I assume that the $ \mathbf{v}_i $'s are the basis vectors of $ \mathbb{R}^n $. If so, let $ \mathbf{x} \in \mathbb{R^n} $ such that $ A\mathbf{x} = 0 $. Then since $ \mathbf{v}_i $'s form a basis, there exists $ \lambda_i \in \mathbb{R} $ such that $ \mathbf{x} = \sum_{i=1}^{n}\lambda_i \mathbf{v}_i $. Then by linearity: $$ 0 = A\mathbf{x} = \lambda_1A\mathbf{v}_1 + \ldots + \lambda_nA\mathbf{v}_n. $$ Then use the linear independence of $ A\mathbf{v}_i $'s to conclude that $ \mathbf{x} = 0 $.

Hope this helps.

Edit: As pointed out, you can in fact show that the list of $ \mathbf{v}_i $'s form a basis of $ \mathbb{R}^n $, by first noticing that since $ A\mathbf{v}_i $'s are a list $ n $ linearly independent vectors, then the $ \mathbf{v}_i $'s are also a list of $ n $ linearly independent vectors, and hence form a basis of $ \mathbb{R}^n $ (since $ \dim\mathbb{R}^n = n $).

Answer 3

Depending on how much you know, there are some quick proofs. If you know the invertible matrix theorem and basis theorem, then you can get this directly.
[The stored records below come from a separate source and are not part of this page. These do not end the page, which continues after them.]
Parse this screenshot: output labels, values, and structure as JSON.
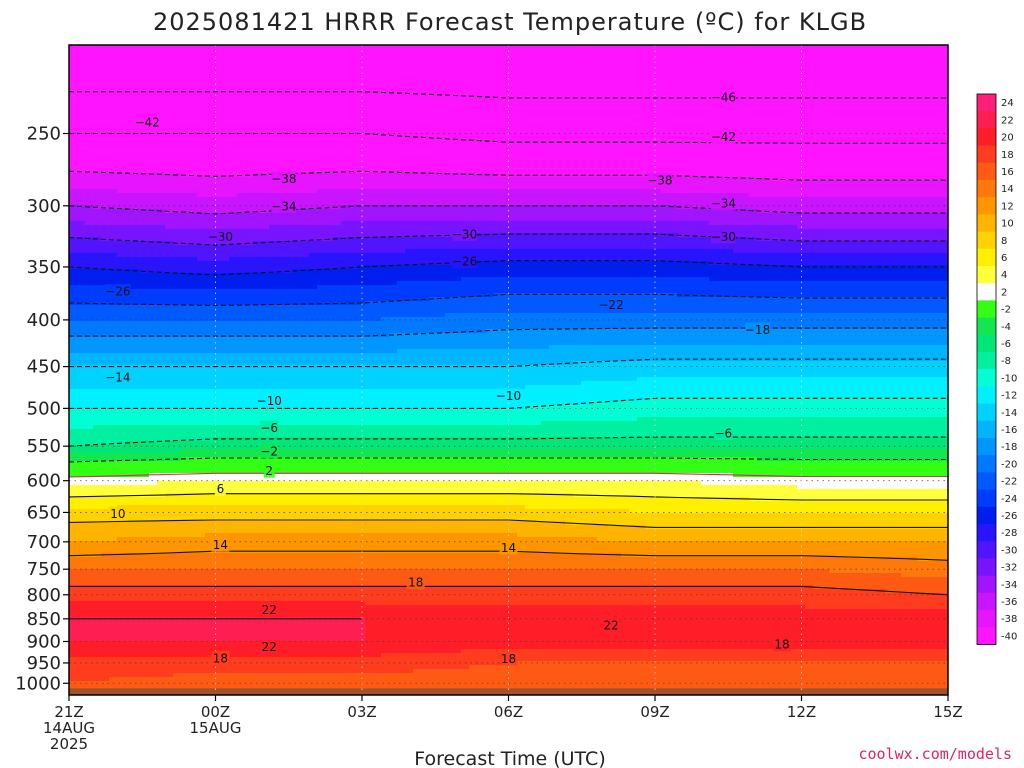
{
  "chart_data": {
    "type": "heatmap",
    "title": "2025081421 HRRR Forecast Temperature (ºC) for KLGB",
    "xlabel": "Forecast Time (UTC)",
    "ylabel": "",
    "credit": "coolwx.com/models",
    "x_ticks": [
      {
        "hour": 0,
        "lines": [
          "21Z",
          "14AUG",
          "2025"
        ]
      },
      {
        "hour": 3,
        "lines": [
          "00Z",
          "15AUG"
        ]
      },
      {
        "hour": 6,
        "lines": [
          "03Z"
        ]
      },
      {
        "hour": 9,
        "lines": [
          "06Z"
        ]
      },
      {
        "hour": 12,
        "lines": [
          "09Z"
        ]
      },
      {
        "hour": 15,
        "lines": [
          "12Z"
        ]
      },
      {
        "hour": 18,
        "lines": [
          "15Z"
        ]
      }
    ],
    "xlim": [
      0,
      18
    ],
    "y_ticks": [
      250,
      300,
      350,
      400,
      450,
      500,
      550,
      600,
      650,
      700,
      750,
      800,
      850,
      900,
      950,
      1000
    ],
    "ylim": [
      200,
      1030
    ],
    "y_scale": "log-pressure",
    "surface_pressure": 1013,
    "colorbar": {
      "labels": [
        "24",
        "22",
        "20",
        "18",
        "16",
        "14",
        "12",
        "10",
        "8",
        "6",
        "4",
        "2",
        "-2",
        "-4",
        "-6",
        "-8",
        "-10",
        "-12",
        "-14",
        "-16",
        "-18",
        "-20",
        "-22",
        "-24",
        "-26",
        "-28",
        "-30",
        "-32",
        "-34",
        "-36",
        "-38",
        "-40"
      ],
      "levels": [
        26,
        24,
        22,
        20,
        18,
        16,
        14,
        12,
        10,
        8,
        6,
        4,
        2,
        -2,
        -4,
        -6,
        -8,
        -10,
        -12,
        -14,
        -16,
        -18,
        -20,
        -22,
        -24,
        -26,
        -28,
        -30,
        -32,
        -34,
        -36,
        -38,
        -40,
        -44
      ],
      "colors": [
        "#ff1e78",
        "#ff1e52",
        "#ff1e28",
        "#ff3c1e",
        "#ff5a14",
        "#ff780a",
        "#ff9600",
        "#ffb400",
        "#ffd200",
        "#fff000",
        "#ffff3c",
        "#ffffff",
        "#32ff14",
        "#14e650",
        "#00e678",
        "#00f0a0",
        "#00ffd2",
        "#00f0ff",
        "#00d2ff",
        "#00b4ff",
        "#0096ff",
        "#0078ff",
        "#005aff",
        "#003cff",
        "#001ef0",
        "#2814ff",
        "#5014ff",
        "#7814ff",
        "#a014ff",
        "#c814ff",
        "#e614ff",
        "#ff14ff"
      ],
      "pos": [
        "#ff1e78",
        "#ff1e52",
        "#ff1e28",
        "#ff3c1e",
        "#ff5a14",
        "#ff780a",
        "#ff9600",
        "#ffb400",
        "#ffd200",
        "#fff000",
        "#ffff3c",
        "#ffffff"
      ]
    },
    "profiles": [
      {
        "hour": 0,
        "p": [
          200,
          250,
          300,
          350,
          400,
          450,
          500,
          550,
          600,
          650,
          700,
          750,
          800,
          850,
          900,
          950,
          1000
        ],
        "t": [
          -50,
          -42,
          -34,
          -26,
          -20,
          -14,
          -10,
          -6,
          3,
          9,
          12,
          16,
          19,
          22,
          22,
          19,
          18
        ]
      },
      {
        "hour": 3,
        "p": [
          200,
          250,
          300,
          350,
          400,
          450,
          500,
          550,
          600,
          650,
          700,
          750,
          800,
          850,
          900,
          950,
          1000
        ],
        "t": [
          -50,
          -42,
          -35,
          -27,
          -20,
          -14,
          -10,
          -5,
          4,
          9,
          13,
          16,
          19,
          22,
          22,
          19,
          17
        ]
      },
      {
        "hour": 6,
        "p": [
          200,
          250,
          300,
          350,
          400,
          450,
          500,
          550,
          600,
          650,
          700,
          750,
          800,
          850,
          900,
          950,
          1000
        ],
        "t": [
          -50,
          -42,
          -34,
          -26,
          -20,
          -14,
          -10,
          -5,
          4,
          9,
          13,
          16,
          19,
          22,
          22,
          19,
          17
        ]
      },
      {
        "hour": 9,
        "p": [
          200,
          250,
          300,
          350,
          400,
          450,
          500,
          550,
          600,
          650,
          700,
          750,
          800,
          850,
          900,
          950,
          1000
        ],
        "t": [
          -50,
          -43,
          -34,
          -25,
          -19,
          -14,
          -10,
          -5,
          4,
          9,
          13,
          16,
          19,
          21,
          21,
          18,
          17
        ]
      },
      {
        "hour": 12,
        "p": [
          200,
          250,
          300,
          350,
          400,
          450,
          500,
          550,
          600,
          650,
          700,
          750,
          800,
          850,
          900,
          950,
          1000
        ],
        "t": [
          -50,
          -43,
          -34,
          -25,
          -19,
          -13,
          -9,
          -5,
          4,
          8,
          12,
          16,
          19,
          21,
          21,
          18,
          16
        ]
      },
      {
        "hour": 15,
        "p": [
          200,
          250,
          300,
          350,
          400,
          450,
          500,
          550,
          600,
          650,
          700,
          750,
          800,
          850,
          900,
          950,
          1000
        ],
        "t": [
          -50,
          -43,
          -35,
          -26,
          -19,
          -13,
          -9,
          -5,
          3,
          8,
          12,
          16,
          19,
          21,
          21,
          18,
          16
        ]
      },
      {
        "hour": 18,
        "p": [
          200,
          250,
          300,
          350,
          400,
          450,
          500,
          550,
          600,
          650,
          700,
          750,
          800,
          850,
          900,
          950,
          1000
        ],
        "t": [
          -50,
          -43,
          -35,
          -26,
          -19,
          -13,
          -9,
          -5,
          3,
          8,
          12,
          15,
          18,
          21,
          21,
          18,
          16
        ]
      }
    ],
    "contour_labels": [
      {
        "hour": 1.6,
        "p": 243,
        "text": "−42"
      },
      {
        "hour": 13.4,
        "p": 228,
        "text": "−46"
      },
      {
        "hour": 13.4,
        "p": 252,
        "text": "−42"
      },
      {
        "hour": 4.4,
        "p": 280,
        "text": "−38"
      },
      {
        "hour": 12.1,
        "p": 281,
        "text": "−38"
      },
      {
        "hour": 4.4,
        "p": 300,
        "text": "−34"
      },
      {
        "hour": 13.4,
        "p": 298,
        "text": "−34"
      },
      {
        "hour": 3.1,
        "p": 324,
        "text": "−30"
      },
      {
        "hour": 8.1,
        "p": 322,
        "text": "−30"
      },
      {
        "hour": 13.4,
        "p": 324,
        "text": "−30"
      },
      {
        "hour": 1.0,
        "p": 372,
        "text": "−26"
      },
      {
        "hour": 8.1,
        "p": 345,
        "text": "−26"
      },
      {
        "hour": 11.1,
        "p": 385,
        "text": "−22"
      },
      {
        "hour": 14.1,
        "p": 410,
        "text": "−18"
      },
      {
        "hour": 1.0,
        "p": 462,
        "text": "−14"
      },
      {
        "hour": 4.1,
        "p": 490,
        "text": "−10"
      },
      {
        "hour": 9.0,
        "p": 484,
        "text": "−10"
      },
      {
        "hour": 4.1,
        "p": 525,
        "text": "−6"
      },
      {
        "hour": 13.4,
        "p": 532,
        "text": "−6"
      },
      {
        "hour": 4.1,
        "p": 557,
        "text": "−2"
      },
      {
        "hour": 4.1,
        "p": 585,
        "text": "2"
      },
      {
        "hour": 3.1,
        "p": 612,
        "text": "6"
      },
      {
        "hour": 1.0,
        "p": 652,
        "text": "10"
      },
      {
        "hour": 3.1,
        "p": 705,
        "text": "14"
      },
      {
        "hour": 9.0,
        "p": 710,
        "text": "14"
      },
      {
        "hour": 7.1,
        "p": 775,
        "text": "18"
      },
      {
        "hour": 4.1,
        "p": 830,
        "text": "22"
      },
      {
        "hour": 11.1,
        "p": 863,
        "text": "22"
      },
      {
        "hour": 4.1,
        "p": 912,
        "text": "22"
      },
      {
        "hour": 3.1,
        "p": 938,
        "text": "18"
      },
      {
        "hour": 9.0,
        "p": 939,
        "text": "18"
      },
      {
        "hour": 14.6,
        "p": 906,
        "text": "18"
      }
    ]
  }
}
Since $\{A\bf{v}_1,\dots,A\bf{v}_n\}$ are linearly independent in $\mathbb{R}^n$, they form a basis. Therefore, the image of $A$ contains a basis for $\mathbb{R}^n$, so the columns of $A$ span $\mathbb{R}^n$. This is one of the statements of the invertible matrix theorem, so $A$ is invertible. Finally, being invertible is the same as being nonsingular.

Answer 4

By the rank-nullity theorem: rank = $\dim$ of image $= n\implies\dim\ker A =0$.